Peningkatan ketegangan di sekitar wilayah Selat Taiwan terjadi ketika Ketua Dewan Perwakilan Rakyat Amerika Serikat Nancy Pelosi berkunjung ke Taipei, awal bulan lalu. Merespons kedatangan Pelosi, Beijing menggelar latihan militer besar di laut sekeliling Taiwan. Latihan militer ini tak ubahnya blokade terhadap Taiwan karena lalu lintas transportasi mau tak mau terhenti.
Armada militer AS pun bersiaga. Kesalahan perhitungan di lapangan dapat terjadi yang kemudian memicu konflik bersenjata. Situasi ini membuat cemas masyarakat internasional, terutama para anggota ASEAN. Perang di sekitar Taiwan menghancurkan perdamaian dan stabilitas yang dibutuhkan negara-negara Asia Tenggara untuk tumbuh serta membangun perekonomian.
Beberapa hari lalu, sebuah drone atau pesawat nirawak milik pihak sipil China ditembak jatuh oleh otoritas Taiwan karena dinilai sudah menembus wilayah pertahanan udara Taiwan (Kompas.id, 2/9/2022). Kejadian ini mengingatkan kembali bahwa di Selat Taiwan ada bara yang sewaktu-waktu dapat menyala menjadi api besar.
Di tengah persaingan AS-China, isu Taiwan sangat krusial. Seperti kebanyakan negara lain di dunia, AS tak memiliki hubungan diplomatik dengan Taiwan. AS bersama mayoritas negara di dunia hanya mengakui China. Meski demikian, AS menjalin relasi khusus dengan Taiwan yang, antara lain, diwujudkan dengan penjualan senjata.

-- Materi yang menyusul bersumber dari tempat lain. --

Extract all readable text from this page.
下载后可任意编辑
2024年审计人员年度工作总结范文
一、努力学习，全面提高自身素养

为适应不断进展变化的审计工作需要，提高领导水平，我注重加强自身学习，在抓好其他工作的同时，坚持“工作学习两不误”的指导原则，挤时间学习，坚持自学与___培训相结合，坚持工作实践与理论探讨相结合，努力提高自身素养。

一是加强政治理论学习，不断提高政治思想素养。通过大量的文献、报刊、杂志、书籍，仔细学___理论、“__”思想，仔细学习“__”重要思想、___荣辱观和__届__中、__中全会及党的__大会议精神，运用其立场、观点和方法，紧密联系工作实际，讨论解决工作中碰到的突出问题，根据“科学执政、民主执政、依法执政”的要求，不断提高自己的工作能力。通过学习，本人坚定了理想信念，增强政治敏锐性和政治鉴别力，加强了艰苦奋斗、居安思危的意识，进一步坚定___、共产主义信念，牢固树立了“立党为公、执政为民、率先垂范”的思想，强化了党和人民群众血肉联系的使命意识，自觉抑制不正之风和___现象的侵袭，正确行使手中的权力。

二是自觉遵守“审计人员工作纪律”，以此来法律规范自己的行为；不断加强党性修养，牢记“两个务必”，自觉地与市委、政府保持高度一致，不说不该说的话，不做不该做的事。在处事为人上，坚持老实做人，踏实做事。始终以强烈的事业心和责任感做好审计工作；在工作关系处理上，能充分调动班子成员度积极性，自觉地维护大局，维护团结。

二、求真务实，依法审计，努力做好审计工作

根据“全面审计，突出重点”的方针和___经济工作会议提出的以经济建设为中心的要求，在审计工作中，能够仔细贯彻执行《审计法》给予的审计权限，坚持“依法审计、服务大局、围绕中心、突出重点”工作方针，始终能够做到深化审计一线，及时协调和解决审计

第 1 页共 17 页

Pada saat yang sama, Beijing berkali-kali menegaskan Taiwan bagian dari China dan dapat menggunakan cara apa pun guna mewujudkan integrasi wilayah. Pendekatan militer tak dikesampingkan untuk mencapai tujuan itu.
Taiwan penting karena memang posisinya strategis. Brendan Rittenhouse Green dan Caitlin Talmadge dalam ”The Consequences of Conquest” (Foreign Affairs, Juli/Agustus 2022) menulis, jika berhasil mengintegrasikan Taiwan, China akan menggunakannya sebagai lokasi penempatan hydrophone (pendeteksi suara di bawah laut) untuk memantau kapal selam AS. Taiwan yang terintegrasi juga akan dijadikan pangkalan militer guna mengantisipasi kekuatan AS yang bergerak dari perairan di selatan Taiwan. Sebaliknya, Taiwan yang bersahabat dengan AS akan membuat wilayah itu dapat dipasangi peralatan pendeteksi kapal selam China.
Ketika persaingan AS-China terus meningkat, kita harus terus memantau cermat dinamika di wilayah Taiwan. Bara dapat menjadi api besar sewaktu-waktu. Perdamaian dan kestabilan di kawasan pun terancam. Isu Taiwan kian pelik karena tak hanya berdimensi politik, tetapi juga memiliki pengaruh besar pada aspek militer kedua belah pihak.